The grueling Camp Cataract concerns a shrewd, secretive, and uncommonly self aware adult woman, Harriet, who is quietly and carefully planning a final break from her smothering and unconsciously incestuous sister Sadie. Unlike Two Serious Ladies, Camp Cataract contains surreal elements, fugue states, and odd flights of fantasy, but is also more far more specific about the intentions and inner workings of its characters: Harriet's desperate motivations are laid bear in a way that neither Miss Goering's and Mrs. Copperfield's ever are. During her alternately forlorn and energetic pursuit of her sister, Sadie isunpleasantly forced to confront the devouring public world she fears as well asthe heavily repressed psychosexual underpinnings of her character. Though wildly funny, few works of fiction can cause readers to twist and squirm like Camp Cataract.
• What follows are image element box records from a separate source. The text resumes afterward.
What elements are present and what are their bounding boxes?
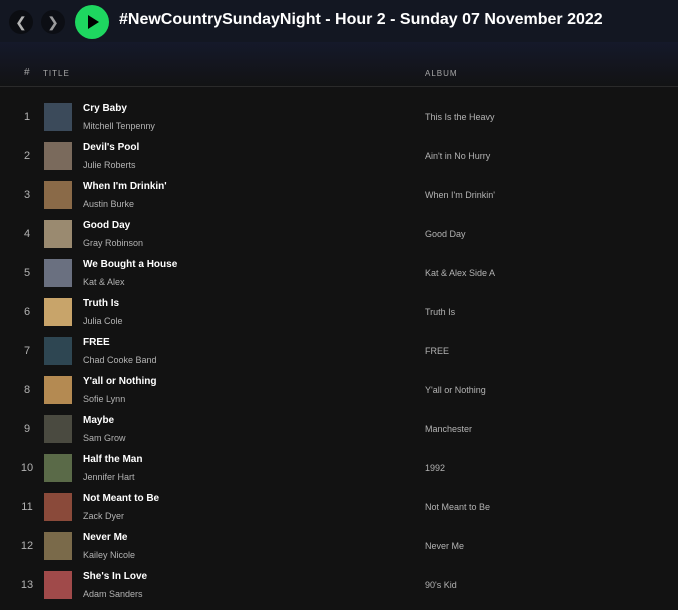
track-artist[interactable]: Austin Burke	[83, 199, 134, 209]
track-row[interactable]: 3 When I'm Drinkin' Austin Burke When I'm D…	[0, 176, 678, 215]
track-list: 1 Cry Baby Mitchell Tenpenny This Is the He…	[0, 98, 678, 605]
track-row[interactable]: 2 Devil's Pool Julie Roberts Ain't in No Hu…	[0, 137, 678, 176]
track-number: 10	[20, 462, 34, 474]
track-row[interactable]: 10 Half the Man Jennifer Hart 1992	[0, 449, 678, 488]
chevron-right-icon: ❯	[47, 13, 59, 30]
track-artist[interactable]: Julia Cole	[83, 316, 123, 326]
top-bar: ❮ ❯ #NewCountrySundayNight - Hour 2 - Su…	[0, 0, 678, 42]
track-number: 9	[23, 423, 31, 435]
track-album[interactable]: Not Meant to Be	[425, 502, 490, 512]
track-album[interactable]: Kat & Alex Side A	[425, 268, 495, 278]
track-artist[interactable]: Chad Cooke Band	[83, 355, 157, 365]
track-album[interactable]: Manchester	[425, 424, 472, 434]
play-button[interactable]	[75, 5, 109, 39]
album-art	[44, 532, 72, 560]
track-title[interactable]: When I'm Drinkin'	[83, 181, 167, 192]
track-title[interactable]: Cry Baby	[83, 103, 127, 114]
track-title[interactable]: Truth Is	[83, 298, 119, 309]
track-artist[interactable]: Adam Sanders	[83, 589, 143, 599]
track-number: 4	[23, 228, 31, 240]
forward-button[interactable]: ❯	[41, 10, 65, 34]
track-title[interactable]: Never Me	[83, 532, 127, 543]
track-artist[interactable]: Sam Grow	[83, 433, 126, 443]
track-row[interactable]: 4 Good Day Gray Robinson Good Day	[0, 215, 678, 254]
track-title[interactable]: FREE	[83, 337, 110, 348]
track-number: 2	[23, 150, 31, 162]
album-art	[44, 298, 72, 326]
track-album[interactable]: Good Day	[425, 229, 466, 239]
album-art	[44, 259, 72, 287]
track-number: 13	[20, 579, 34, 591]
track-title[interactable]: We Bought a House	[83, 259, 177, 270]
track-album[interactable]: FREE	[425, 346, 449, 356]
track-artist[interactable]: Sofie Lynn	[83, 394, 125, 404]
track-number: 11	[21, 501, 33, 513]
track-artist[interactable]: Mitchell Tenpenny	[83, 121, 155, 131]
play-icon	[88, 15, 99, 29]
track-row[interactable]: 1 Cry Baby Mitchell Tenpenny This Is the He…	[0, 98, 678, 137]
album-art	[44, 142, 72, 170]
track-number: 6	[23, 306, 31, 318]
album-art	[44, 337, 72, 365]
track-title[interactable]: Y'all or Nothing	[83, 376, 157, 387]
track-title[interactable]: Devil's Pool	[83, 142, 139, 153]
chevron-left-icon: ❮	[15, 13, 27, 30]
track-row[interactable]: 9 Maybe Sam Grow Manchester	[0, 410, 678, 449]
track-album[interactable]: When I'm Drinkin'	[425, 190, 495, 200]
column-album-header[interactable]: ALBUM	[425, 69, 458, 78]
album-art	[44, 220, 72, 248]
track-artist[interactable]: Gray Robinson	[83, 238, 143, 248]
track-row[interactable]: 7 FREE Chad Cooke Band FREE	[0, 332, 678, 371]
track-row[interactable]: 12 Never Me Kailey Nicole Never Me	[0, 527, 678, 566]
track-row[interactable]: 13 She's In Love Adam Sanders 90's Kid	[0, 566, 678, 605]
track-album[interactable]: Truth Is	[425, 307, 455, 317]
track-number: 3	[23, 189, 31, 201]
track-number: 5	[23, 267, 31, 279]
track-row[interactable]: 6 Truth Is Julia Cole Truth Is	[0, 293, 678, 332]
track-number: 7	[23, 345, 31, 357]
track-artist[interactable]: Kailey Nicole	[83, 550, 135, 560]
track-title[interactable]: Good Day	[83, 220, 130, 231]
track-number: 1	[23, 111, 31, 123]
back-button[interactable]: ❮	[9, 10, 33, 34]
track-row[interactable]: 8 Y'all or Nothing Sofie Lynn Y'all or Noth…	[0, 371, 678, 410]
track-list-header: # TITLE ALBUM	[0, 60, 678, 87]
track-row[interactable]: 11 Not Meant to Be Zack Dyer Not Meant to B…	[0, 488, 678, 527]
album-art	[44, 103, 72, 131]
column-title-header[interactable]: TITLE	[43, 69, 70, 78]
album-art	[44, 493, 72, 521]
track-album[interactable]: Never Me	[425, 541, 464, 551]
track-album[interactable]: This Is the Heavy	[425, 112, 495, 122]
track-album[interactable]: Y'all or Nothing	[425, 385, 486, 395]
track-artist[interactable]: Zack Dyer	[83, 511, 124, 521]
playlist-title: #NewCountrySundayNight - Hour 2 - Sunday…	[119, 11, 603, 28]
track-artist[interactable]: Kat & Alex	[83, 277, 125, 287]
track-artist[interactable]: Jennifer Hart	[83, 472, 135, 482]
track-title[interactable]: She's In Love	[83, 571, 147, 582]
track-number: 12	[20, 540, 34, 552]
track-title[interactable]: Half the Man	[83, 454, 142, 465]
track-row[interactable]: 5 We Bought a House Kat & Alex Kat & Alex S…	[0, 254, 678, 293]
track-title[interactable]: Not Meant to Be	[83, 493, 159, 504]
track-album[interactable]: 1992	[425, 463, 445, 473]
track-number: 8	[23, 384, 31, 396]
column-number-header: #	[24, 67, 31, 78]
album-art	[44, 376, 72, 404]
track-album[interactable]: 90's Kid	[425, 580, 457, 590]
album-art	[44, 454, 72, 482]
album-art	[44, 571, 72, 599]
track-artist[interactable]: Julie Roberts	[83, 160, 136, 170]
album-art	[44, 415, 72, 443]
track-title[interactable]: Maybe	[83, 415, 114, 426]
album-art	[44, 181, 72, 209]
track-album[interactable]: Ain't in No Hurry	[425, 151, 490, 161]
Throughout, the writing is simple, subtle, admirably crisp, and compellingly readable; Bowles is also a master of peculiar, perfectly timed dialogue, a talent she uses to great effect throughout. Also notable are A Guatemalan Idyll, originally a section of Two Serious Ladies, and A Stick Of Green Candy, in which a young girl learns that violating the fidelity of her creative imagination brings about the permanent end of innocent fantasy.
Read it
Incredible book. Jane Bowles has the unique characteristic of amusing and depressing us at the same time. Two serious ladies and her short fiction(Camp Catarat and Plain Pleasures are masterpieces) are unique. Her play is funny but she is not as good as in her narrative. What you will find in this book is a complete diferent way of understanding live, you will encounter an original brain that expreses itself with the most personal sentences you will ever read. Jane stands alone in the whole literary tradition. Surrounded by her terror, obsessions and complete understanding of human heart what Bowles achieves is the perfect expression of human essence.